La première capitulation de Paris. — Situation de la capitale. — La noblesse et la bourgeoisie. — Défilé des alliés. — Réunion chez Talleyrand. — M. de Vitrolles. — Le Sénat et la déchéance. — Napoléon à Fontainebleau. — Les maréchaux. — Défection de Marmont. — L’abdication. — L’Ile d’Elbe.

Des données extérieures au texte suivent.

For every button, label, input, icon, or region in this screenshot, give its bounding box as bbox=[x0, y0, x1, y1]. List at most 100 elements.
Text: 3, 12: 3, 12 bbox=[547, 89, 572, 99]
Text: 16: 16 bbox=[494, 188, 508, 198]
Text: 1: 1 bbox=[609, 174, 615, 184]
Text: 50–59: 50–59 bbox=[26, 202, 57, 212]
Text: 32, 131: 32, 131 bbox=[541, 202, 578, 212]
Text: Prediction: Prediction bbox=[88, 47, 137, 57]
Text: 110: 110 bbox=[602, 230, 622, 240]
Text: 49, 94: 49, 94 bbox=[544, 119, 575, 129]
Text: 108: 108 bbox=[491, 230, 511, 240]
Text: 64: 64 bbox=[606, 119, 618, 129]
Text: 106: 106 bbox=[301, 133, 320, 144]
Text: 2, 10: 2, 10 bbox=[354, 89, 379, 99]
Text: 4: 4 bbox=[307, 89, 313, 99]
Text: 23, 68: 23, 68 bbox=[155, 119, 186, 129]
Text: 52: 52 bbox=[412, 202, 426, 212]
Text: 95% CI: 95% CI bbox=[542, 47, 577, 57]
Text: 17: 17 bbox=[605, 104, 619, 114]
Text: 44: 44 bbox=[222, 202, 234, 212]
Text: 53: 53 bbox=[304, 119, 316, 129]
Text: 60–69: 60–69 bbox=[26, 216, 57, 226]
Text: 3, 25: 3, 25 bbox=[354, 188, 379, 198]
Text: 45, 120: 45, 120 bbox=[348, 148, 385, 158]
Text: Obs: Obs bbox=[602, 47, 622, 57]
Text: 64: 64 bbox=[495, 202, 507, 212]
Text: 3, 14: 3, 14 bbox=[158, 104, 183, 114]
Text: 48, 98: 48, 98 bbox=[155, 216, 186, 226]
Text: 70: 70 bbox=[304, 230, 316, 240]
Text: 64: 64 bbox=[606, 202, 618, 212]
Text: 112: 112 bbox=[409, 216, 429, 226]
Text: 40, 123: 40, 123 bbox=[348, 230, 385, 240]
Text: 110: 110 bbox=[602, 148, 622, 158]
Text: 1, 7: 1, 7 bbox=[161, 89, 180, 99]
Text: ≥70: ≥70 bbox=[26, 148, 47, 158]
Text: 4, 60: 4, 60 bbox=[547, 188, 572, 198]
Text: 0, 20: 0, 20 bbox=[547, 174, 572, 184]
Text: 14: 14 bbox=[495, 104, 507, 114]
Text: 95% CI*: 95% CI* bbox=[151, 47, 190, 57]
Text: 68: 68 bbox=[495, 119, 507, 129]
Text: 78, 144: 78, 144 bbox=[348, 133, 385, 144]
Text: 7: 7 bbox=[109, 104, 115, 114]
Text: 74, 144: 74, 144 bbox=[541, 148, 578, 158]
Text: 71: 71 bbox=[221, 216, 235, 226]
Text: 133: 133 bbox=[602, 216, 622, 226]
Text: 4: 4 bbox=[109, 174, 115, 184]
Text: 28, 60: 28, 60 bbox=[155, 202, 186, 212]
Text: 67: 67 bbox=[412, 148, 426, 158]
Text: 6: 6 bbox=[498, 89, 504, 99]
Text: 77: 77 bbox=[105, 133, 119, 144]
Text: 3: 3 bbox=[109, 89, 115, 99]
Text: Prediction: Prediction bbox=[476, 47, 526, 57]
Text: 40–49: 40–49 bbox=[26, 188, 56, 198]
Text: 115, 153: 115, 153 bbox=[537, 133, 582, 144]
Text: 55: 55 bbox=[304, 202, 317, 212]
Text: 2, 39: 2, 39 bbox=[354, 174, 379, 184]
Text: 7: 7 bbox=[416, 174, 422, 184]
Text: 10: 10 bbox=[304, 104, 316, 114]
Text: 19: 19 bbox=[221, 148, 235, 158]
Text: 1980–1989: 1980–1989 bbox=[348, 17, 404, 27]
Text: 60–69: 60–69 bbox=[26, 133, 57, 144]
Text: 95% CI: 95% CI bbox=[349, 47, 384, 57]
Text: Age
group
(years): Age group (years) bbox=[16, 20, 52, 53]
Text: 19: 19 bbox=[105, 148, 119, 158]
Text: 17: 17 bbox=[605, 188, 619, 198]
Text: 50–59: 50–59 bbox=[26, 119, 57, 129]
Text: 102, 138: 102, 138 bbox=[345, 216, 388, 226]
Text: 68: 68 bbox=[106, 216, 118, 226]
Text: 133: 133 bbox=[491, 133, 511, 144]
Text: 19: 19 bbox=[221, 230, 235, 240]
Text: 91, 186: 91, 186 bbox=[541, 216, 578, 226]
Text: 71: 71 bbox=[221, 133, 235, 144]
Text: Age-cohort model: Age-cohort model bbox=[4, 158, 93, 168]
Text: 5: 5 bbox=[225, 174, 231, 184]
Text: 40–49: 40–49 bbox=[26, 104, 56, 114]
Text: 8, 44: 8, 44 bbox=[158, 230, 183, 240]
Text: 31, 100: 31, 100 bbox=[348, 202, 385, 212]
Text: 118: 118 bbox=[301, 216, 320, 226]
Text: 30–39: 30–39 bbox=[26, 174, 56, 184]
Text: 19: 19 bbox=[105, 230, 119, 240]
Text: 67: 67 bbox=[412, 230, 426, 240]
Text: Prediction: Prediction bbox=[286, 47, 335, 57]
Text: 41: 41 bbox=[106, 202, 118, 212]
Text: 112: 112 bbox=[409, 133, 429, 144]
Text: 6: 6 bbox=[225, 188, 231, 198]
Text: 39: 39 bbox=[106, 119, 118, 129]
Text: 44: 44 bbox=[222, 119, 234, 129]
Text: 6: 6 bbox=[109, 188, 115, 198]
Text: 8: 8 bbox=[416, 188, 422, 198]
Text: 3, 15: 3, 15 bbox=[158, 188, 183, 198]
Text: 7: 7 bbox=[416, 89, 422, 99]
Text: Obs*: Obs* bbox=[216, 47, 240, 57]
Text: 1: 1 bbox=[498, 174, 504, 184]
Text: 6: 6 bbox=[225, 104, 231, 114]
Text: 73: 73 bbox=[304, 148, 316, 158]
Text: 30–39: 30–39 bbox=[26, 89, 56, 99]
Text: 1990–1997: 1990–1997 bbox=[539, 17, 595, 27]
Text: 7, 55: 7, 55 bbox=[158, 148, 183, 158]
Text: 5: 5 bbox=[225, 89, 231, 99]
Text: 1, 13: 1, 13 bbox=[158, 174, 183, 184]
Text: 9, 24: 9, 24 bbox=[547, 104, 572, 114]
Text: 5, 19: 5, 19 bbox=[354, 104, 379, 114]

Le 1er janvier 1814, la coalition européenne avait jeté près d’un million de soldats sur la France. Le flot sombre des uniformes lointains avait mis près de trois mois à recouvrir le pays, depuis la frontière de l’est jusqu’à Paris. Les ennemis ne s’approchaient qu’avec une terreur mêlée de respect de cette capitale jusqu’alors inviolée, et qui semblait devoir tenir toujours en réserve quelque prodige. Mais le 30 mars, pour la première fois depuis bien des siècles, Paris aperçut la fumée d’un camp ennemi. Enserré par plus de deux cent mille hommes, il subit la mitraille continuelle. À l’intérieur de la ville, vingt mille hommes, débris d’armées épuisées et refoulées, résistaient encore, mêlés de polytechniciens, aussi d’hommes du peuple. Les chefs, Mortier, Moncey, Marmont, coupés de l’empereur depuis des jours, déshabitués, par la formidable initiative du conquérant, de toute énergie propre, se battaient en soldats, ne commandaient pas en généraux. Sous les pas de l’ennemi, peu à peu ils reculaient, ayant sous leurs ordres, quelquefois contradictoires, exactement l’effectif suffisant pour couvrir un cinquième de l’énorme enceinte qu’il eût fallu défendre. De la ville morne aucun enthousiasme ne jaillissait ; aucune peur non plus n’apparaissait. Sauf en ses quartiers populaires les plus exposés, Paris semblait absent de lui-même.